I shook my head. “What I don’t get is, if Cavendish wanted me alive so he could interrogate me, why’d he send Campbell to kill me?”
She raised a hand to wag a finger at me. “I said indirectly working for Cavendish. As I understand it, after Panama[7] Hirsch didn’t really care much who you worked for. I think he bought your story that you were independent. One way or the other, he came to the conclusion that your employer was not the problem, you were. Hirsch and certain elements in the CIA collaborated with Cavendish—Cavendish pulled a lot of weight, but ultimately it was a collaboration—and Hirsch wanted you dead. Cavendish wanted to interrogate you but Hirsch was clear, he wanted you dead.”
“So Hirsch sent Campbell to kill me in defiance of Cavendish.”
“Defiance is probably putting it a bit strong, but yeah, pretty much.”
“And Colonel James Armitage?”
“Nothing to do with Central Intelligence or Cavendish. He is legit 25th Air Force.”

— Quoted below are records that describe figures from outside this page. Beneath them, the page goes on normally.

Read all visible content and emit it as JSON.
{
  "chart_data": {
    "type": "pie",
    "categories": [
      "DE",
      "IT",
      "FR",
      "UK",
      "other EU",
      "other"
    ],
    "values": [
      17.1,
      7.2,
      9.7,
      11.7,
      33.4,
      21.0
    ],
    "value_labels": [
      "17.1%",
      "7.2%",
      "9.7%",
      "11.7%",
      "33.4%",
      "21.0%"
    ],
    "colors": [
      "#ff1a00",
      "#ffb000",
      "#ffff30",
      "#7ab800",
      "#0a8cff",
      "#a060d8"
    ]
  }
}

“Is he still interested in me?”
She shrugged, with her face still turned to the sun. “Irrelevant. He wants the colonel back, and you are going to bring her back, right?”
“Right.”
Sanchez had set the table with a white linen cloth, white linen napkins, silver cutlery and an ice bucket with two bottles of very cold white wine in it. Now he emerged carrying a huge paella pan full of sizzling yellow rice, mussels, prawns, squid and chunks of chicken. The girls followed him in a kind of improvised procession bearing olive oil, vinegar, salt and pepper, and baskets of fresh-baked spongy white bread. The brigadier smiled at me.